On Tue, 2 Nov 2004, Denis Vlasenko wrote:

> On Monday 01 November 2004 22:44, dean gaudet wrote:
> > note that
> > p4 would prefer "sub $1, %r11b" here instead of dec... but the difference
> > is likely minimal.
>
> p4 is not the only x86 CPU on the planet. Why should I use
> longer instruction then?

you're asking about spending one byte? one byte extra for code which
could perform better on more CPUs?

i could equally well say "k8 is not the only x86-64 cpu on the planet".

i really don't care whether this change is made or not, i only mentioned a
general perf rule.

go ahead and use -Os for the rest of the kernel if you're worried about
size, it'll likely go faster. but spending 1 byte in code which is perf
critical is nothing.

-dean

2004-11-02 21:46:54

by Denis Vlasenko

[permalink] [raw]
Subject: Re: [rc4-amd64] RC4 optimized for AMD64

On Tuesday 02 November 2004 20:52, dean gaudet wrote:
> On Tue, 2 Nov 2004, Denis Vlasenko wrote:
>
> > On Monday 01 November 2004 22:44, dean gaudet wrote:
> > > note that
> > > p4 would prefer "sub $1, %r11b" here instead of dec... but the difference
> > > is likely minimal.
> >
> > p4 is not the only x86 CPU on the planet.
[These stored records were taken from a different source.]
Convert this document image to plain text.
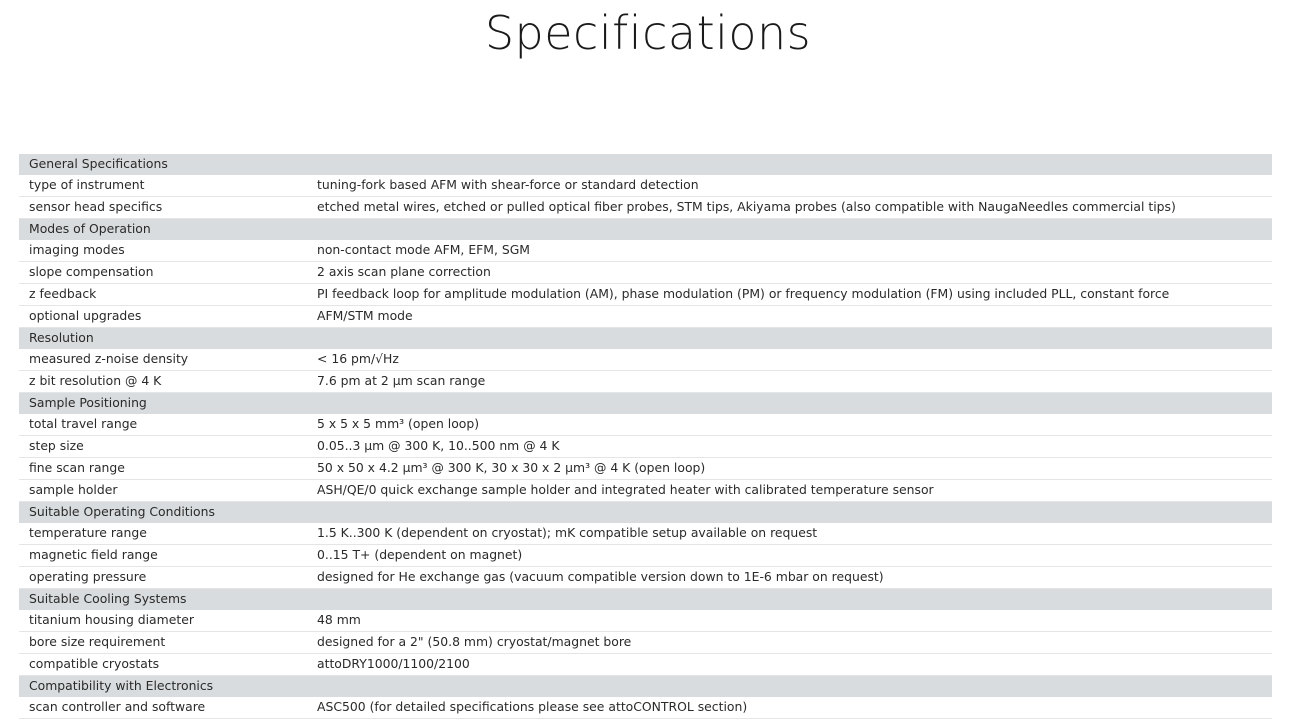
Specifications
General Specifications	
type of instrument	tuning-fork based AFM with shear-force or standard detection
sensor head specifics	etched metal wires, etched or pulled optical fiber probes, STM tips, Akiyama probes (also compatible with NaugaNeedles commercial tips)
Modes of Operation	
imaging modes	non-contact mode AFM, EFM, SGM
slope compensation	2 axis scan plane correction
z feedback	PI feedback loop for amplitude modulation (AM), phase modulation (PM) or frequency modulation (FM) using included PLL, constant force
optional upgrades	AFM/STM mode
Resolution	
measured z-noise density	< 16 pm/√Hz
z bit resolution @ 4 K	7.6 pm at 2 µm scan range
Sample Positioning	
total travel range	5 x 5 x 5 mm³ (open loop)
step size	0.05..3 µm @ 300 K, 10..500 nm @ 4 K
fine scan range	50 x 50 x 4.2 µm³ @ 300 K, 30 x 30 x 2 µm³ @ 4 K (open loop)
sample holder	ASH/QE/0 quick exchange sample holder and integrated heater with calibrated temperature sensor
Suitable Operating Conditions	
temperature range	1.5 K..300 K (dependent on cryostat); mK compatible setup available on request
magnetic field range	0..15 T+ (dependent on magnet)
operating pressure	designed for He exchange gas (vacuum compatible version down to 1E-6 mbar on request)
Suitable Cooling Systems	
titanium housing diameter	48 mm
bore size requirement	designed for a 2" (50.8 mm) cryostat/magnet bore
compatible cryostats	attoDRY1000/1100/2100
Compatibility with Electronics	
scan controller and software	ASC500 (for detailed specifications please see attoCONTROL section)
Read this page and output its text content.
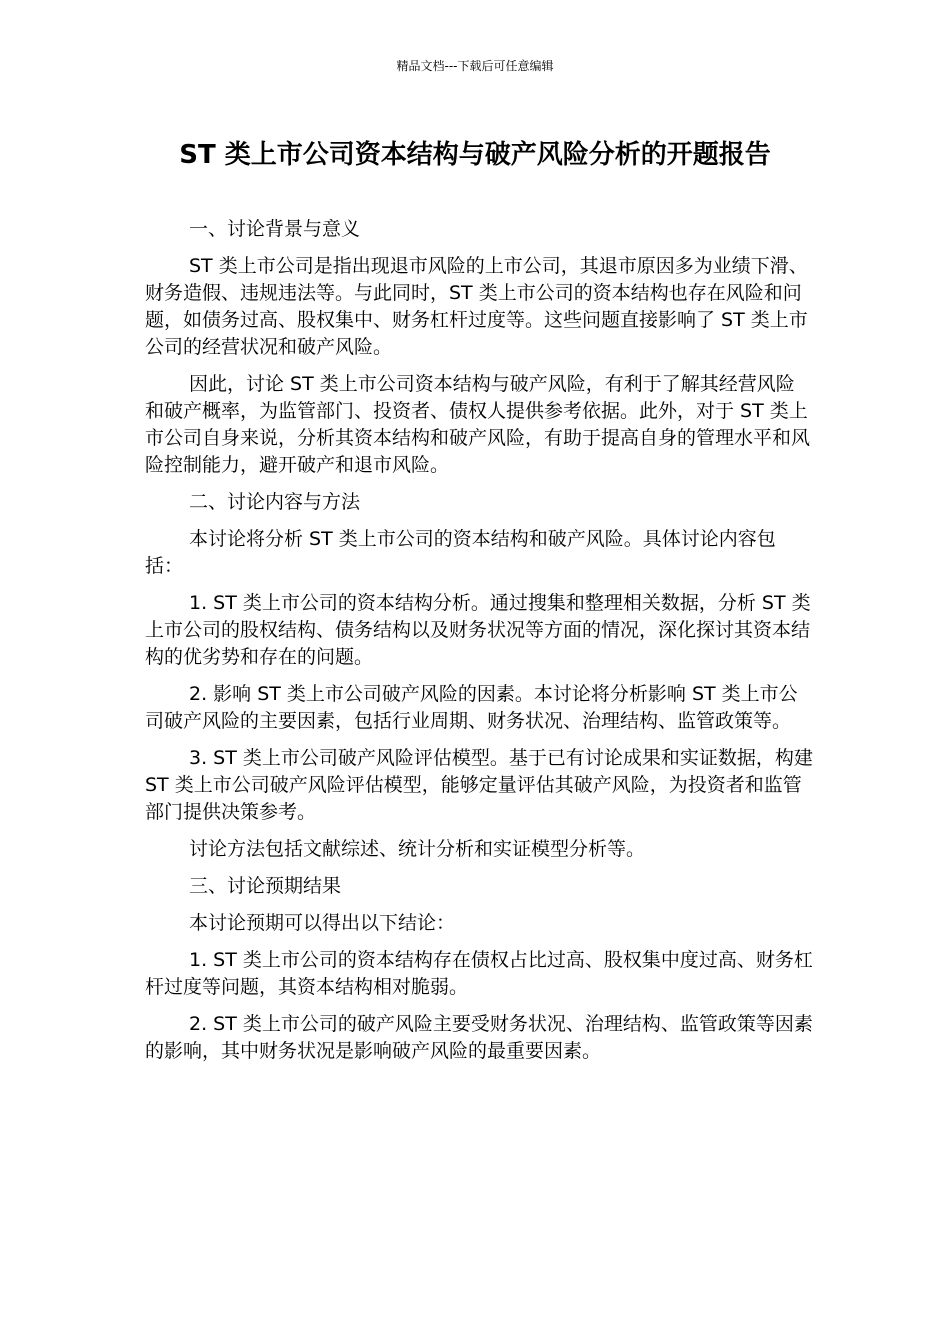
精品文档---下载后可任意编辑
ST 类上市公司资本结构与破产风险分析的开题报告

一、讨论背景与意义

ST 类上市公司是指出现退市风险的上市公司，其退市原因多为业绩下滑、财务造假、违规违法等。与此同时，ST 类上市公司的资本结构也存在风险和问题，如债务过高、股权集中、财务杠杆过度等。这些问题直接影响了 ST 类上市公司的经营状况和破产风险。

因此，讨论 ST 类上市公司资本结构与破产风险，有利于了解其经营风险和破产概率，为监管部门、投资者、债权人提供参考依据。此外，对于 ST 类上市公司自身来说，分析其资本结构和破产风险，有助于提高自身的管理水平和风险控制能力，避开破产和退市风险。

二、讨论内容与方法

本讨论将分析 ST 类上市公司的资本结构和破产风险。具体讨论内容包括：

1. ST 类上市公司的资本结构分析。通过搜集和整理相关数据，分析 ST 类上市公司的股权结构、债务结构以及财务状况等方面的情况，深化探讨其资本结构的优劣势和存在的问题。

2. 影响 ST 类上市公司破产风险的因素。本讨论将分析影响 ST 类上市公司破产风险的主要因素，包括行业周期、财务状况、治理结构、监管政策等。

3. ST 类上市公司破产风险评估模型。基于已有讨论成果和实证数据，构建 ST 类上市公司破产风险评估模型，能够定量评估其破产风险，为投资者和监管部门提供决策参考。

讨论方法包括文献综述、统计分析和实证模型分析等。

三、讨论预期结果

本讨论预期可以得出以下结论：

1. ST 类上市公司的资本结构存在债权占比过高、股权集中度过高、财务杠杆过度等问题，其资本结构相对脆弱。

2. ST 类上市公司的破产风险主要受财务状况、治理结构、监管政策等因素的影响，其中财务状况是影响破产风险的最重要因素。
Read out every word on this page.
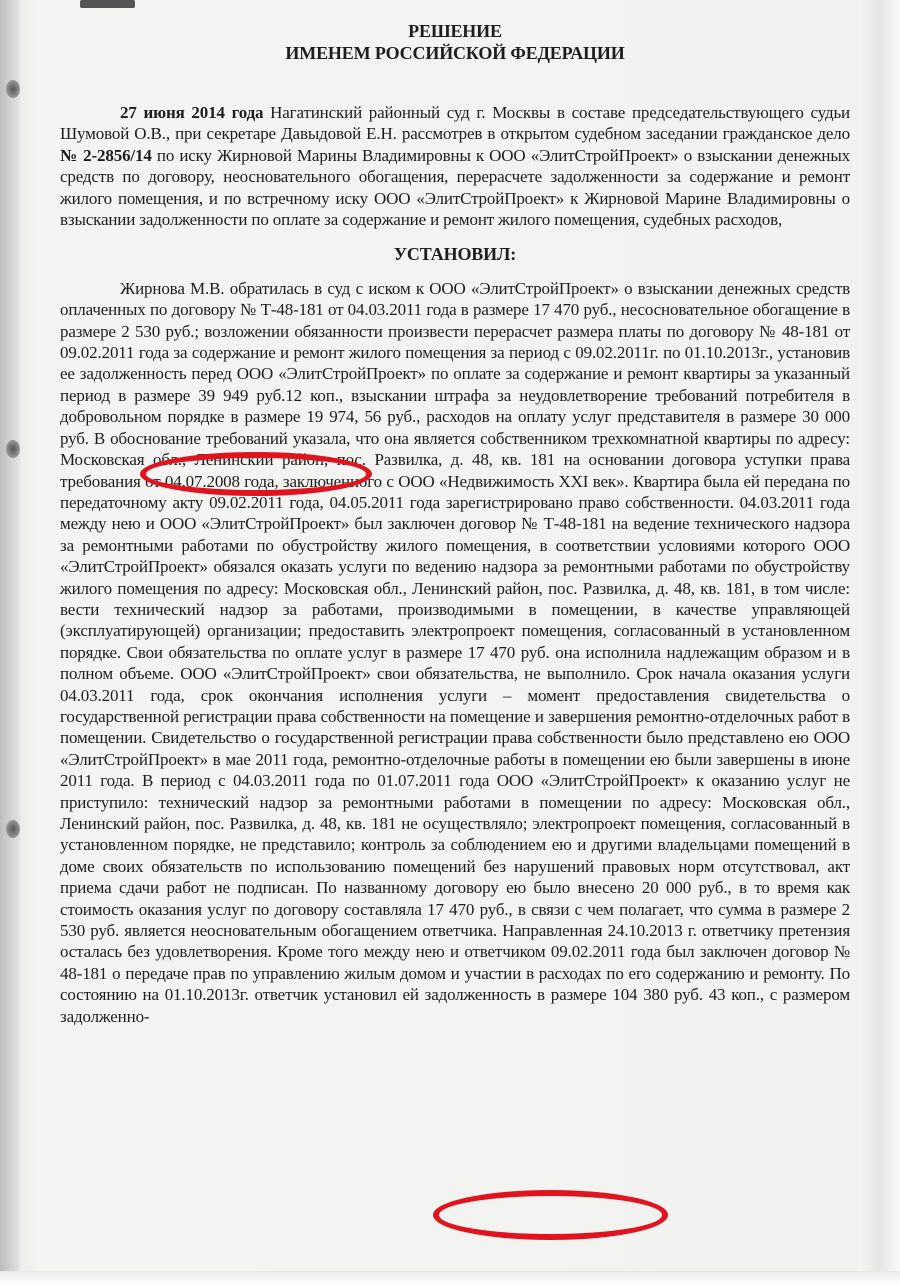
РЕШЕНИЕ

ИМЕНЕМ РОССИЙСКОЙ ФЕДЕРАЦИИ

27 июня 2014 года Нагатинский районный суд г. Москвы в составе председательствующего судьи Шумовой О.В., при секретаре Давыдовой Е.Н. рассмотрев в открытом судебном заседании гражданское дело № 2-2856/14 по иску Жирновой Марины Владимировны к ООО «ЭлитСтройПроект» о взыскании денежных средств по договору, неосновательного обогащения, перерасчете задолженности за содержание и ремонт жилого помещения, и по встречному иску ООО «ЭлитСтройПроект» к Жирновой Марине Владимировны о взыскании задолженности по оплате за содержание и ремонт жилого помещения, судебных расходов,

УСТАНОВИЛ:

Жирнова М.В. обратилась в суд с иском к ООО «ЭлитСтройПроект» о взыскании денежных средств оплаченных по договору № Т-48-181 от 04.03.2011 года в размере 17 470 руб., несосновательное обогащение в размере 2 530 руб.; возложении обязанности произвести перерасчет размера платы по договору № 48-181 от 09.02.2011 года за содержание и ремонт жилого помещения за период с 09.02.2011г. по 01.10.2013г., установив ее задолженность перед ООО «ЭлитСтройПроект» по оплате за содержание и ремонт квартиры за указанный период в размере 39 949 руб.12 коп., взыскании штрафа за неудовлетворение требований потребителя в добровольном порядке в размере 19 974, 56 руб., расходов на оплату услуг представителя в размере 30 000 руб. В обоснование требований указала, что она является собственником трехкомнатной квартиры по адресу: Московская обл., Ленинский район, пос. Развилка, д. 48, кв. 181 на основании договора уступки права требования от 04.07.2008 года, заключенного с ООО «Недвижимость XXI век». Квартира была ей передана по передаточному акту 09.02.2011 года, 04.05.2011 года зарегистрировано право собственности. 04.03.2011 года между нею и ООО «ЭлитСтройПроект» был заключен договор № Т-48-181 на ведение технического надзора за ремонтными работами по обустройству жилого помещения, в соответствии условиями которого ООО «ЭлитСтройПроект» обязался оказать услуги по ведению надзора за ремонтными работами по обустройству жилого помещения по адресу: Московская обл., Ленинский район, пос. Развилка, д. 48, кв. 181, в том числе: вести технический надзор за работами, производимыми в помещении, в качестве управляющей (эксплуатирующей) организации; предоставить электропроект помещения, согласованный в установленном порядке. Свои обязательства по оплате услуг в размере 17 470 руб. она исполнила надлежащим образом и в полном объеме. ООО «ЭлитСтройПроект» свои обязательства, не выполнило. Срок начала оказания услуги 04.03.2011 года, срок окончания исполнения услуги – момент предоставления свидетельства о государственной регистрации права собственности на помещение и завершения ремонтно-отделочных работ в помещении. Свидетельство о государственной регистрации права собственности было представлено ею ООО «ЭлитСтройПроект» в мае 2011 года, ремонтно-отделочные работы в помещении ею были завершены в июне 2011 года. В период с 04.03.2011 года по 01.07.2011 года ООО «ЭлитСтройПроект» к оказанию услуг не приступило: технический надзор за ремонтными работами в помещении по адресу: Московская обл., Ленинский район, пос. Развилка, д. 48, кв. 181 не осуществляло; электропроект помещения, согласованный в установленном порядке, не представило; контроль за соблюдением ею и другими владельцами помещений в доме своих обязательств по использованию помещений без нарушений правовых норм отсутствовал, акт приема сдачи работ не подписан. По названному договору ею было внесено 20 000 руб., в то время как стоимость оказания услуг по договору составляла 17 470 руб., в связи с чем полагает, что сумма в размере 2 530 руб. является неосновательным обогащением ответчика. Направленная 24.10.2013 г. ответчику претензия осталась без удовлетворения. Кроме того между нею и ответчиком 09.02.2011 года был заключен договор № 48-181 о передаче прав по управлению жилым домом и участии в расходах по его содержанию и ремонту. По состоянию на 01.10.2013г. ответчик установил ей задолженность в размере 104 380 руб. 43 коп., с размером задолженно-
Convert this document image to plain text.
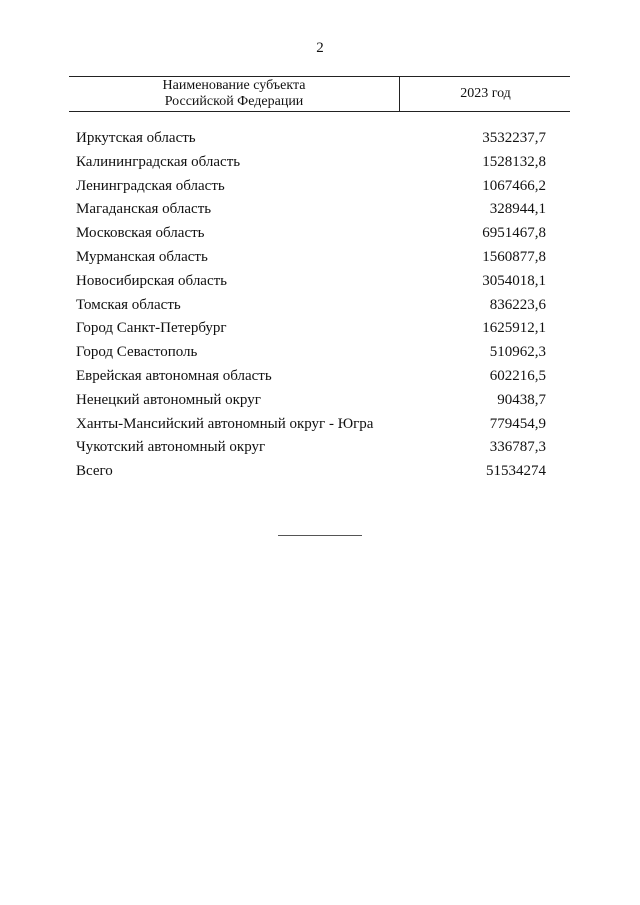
2
Наименование субъекта
Российской Федерации
2023 год
Иркутская область	3532237,7
Калининградская область	1528132,8
Ленинградская область	1067466,2
Магаданская область	328944,1
Московская область	6951467,8
Мурманская область	1560877,8
Новосибирская область	3054018,1
Томская область	836223,6
Город Санкт-Петербург	1625912,1
Город Севастополь	510962,3
Еврейская автономная область	602216,5
Ненецкий автономный округ	90438,7
Ханты-Мансийский автономный округ - Югра	779454,9
Чукотский автономный округ	336787,3
Всего	51534274
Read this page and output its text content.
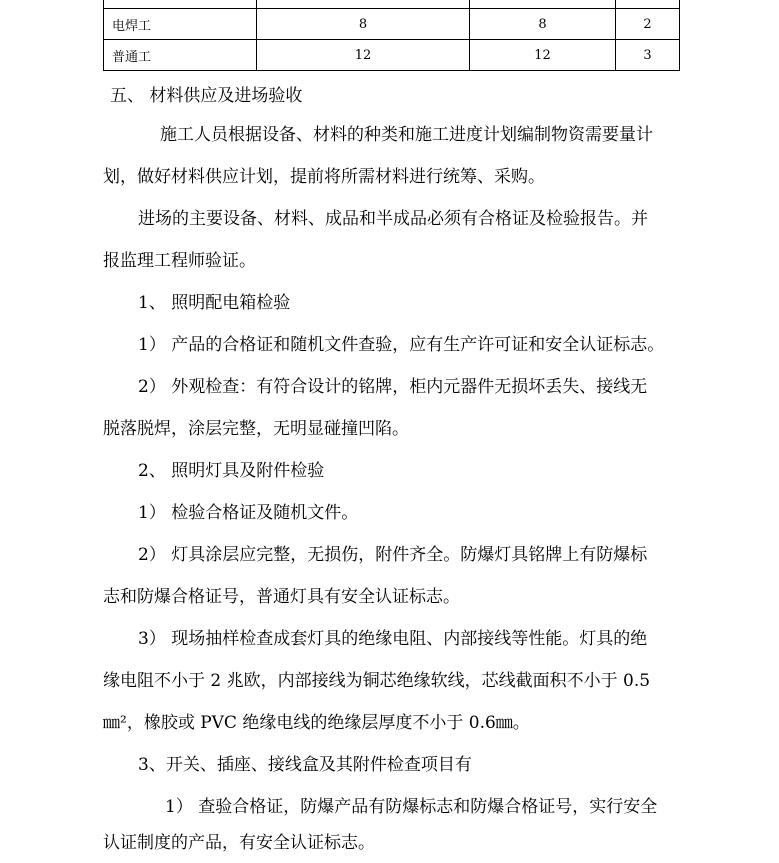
电焊工	8	8	2
普通工	12	12	3
五、 材料供应及进场验收
施工人员根据设备、材料的种类和施工进度计划编制物资需要量计
划，做好材料供应计划，提前将所需材料进行统筹、采购。
进场的主要设备、材料、成品和半成品必须有合格证及检验报告。并
报监理工程师验证。
1、 照明配电箱检验
1） 产品的合格证和随机文件查验，应有生产许可证和安全认证标志。
2） 外观检查：有符合设计的铭牌，柜内元器件无损坏丢失、接线无
脱落脱焊，涂层完整，无明显碰撞凹陷。
2、 照明灯具及附件检验
1） 检验合格证及随机文件。
2） 灯具涂层应完整，无损伤，附件齐全。防爆灯具铭牌上有防爆标
志和防爆合格证号，普通灯具有安全认证标志。
3） 现场抽样检查成套灯具的绝缘电阻、内部接线等性能。灯具的绝
缘电阻不小于 2 兆欧，内部接线为铜芯绝缘软线，芯线截面积不小于 0.5
㎜²，橡胶或 PVC 绝缘电线的绝缘层厚度不小于 0.6㎜。
3、开关、插座、接线盒及其附件检查项目有
1） 查验合格证，防爆产品有防爆标志和防爆合格证号，实行安全
认证制度的产品，有安全认证标志。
Why should I use
> > longer instruction then?
>
> you're asking about spending one byte? one byte extra for code which
> could perform better on more CPUs?

You're asking about speedup by 1 cycle on a CPU which will be outdated
6 months from now?
--
vda

2004-11-03 10:07:45

by Marc Bevand

[permalink] [raw]
Subject: Re: [rc4-amd64] RC4 optimized for AMD64

dean gaudet wrote:
|
| [...]
| you're asking about spending one byte? one byte extra for code which
| could perform better on more CPUs?

Guys, this does not matter _for now_, because AFAIK nobody has
benchmarked this code on an EM64T P4 CPU.

Obviously, if 'sub $1,X' is proved to be faster than 'dec' on the
Intel CPU, then I will change the code (since both instructions are
equivalent on AMD CPUs).

--
Marc Bevand http://www.epita.fr/~bevand_m
Computer Science School EPITA - System, Network and Security Dept.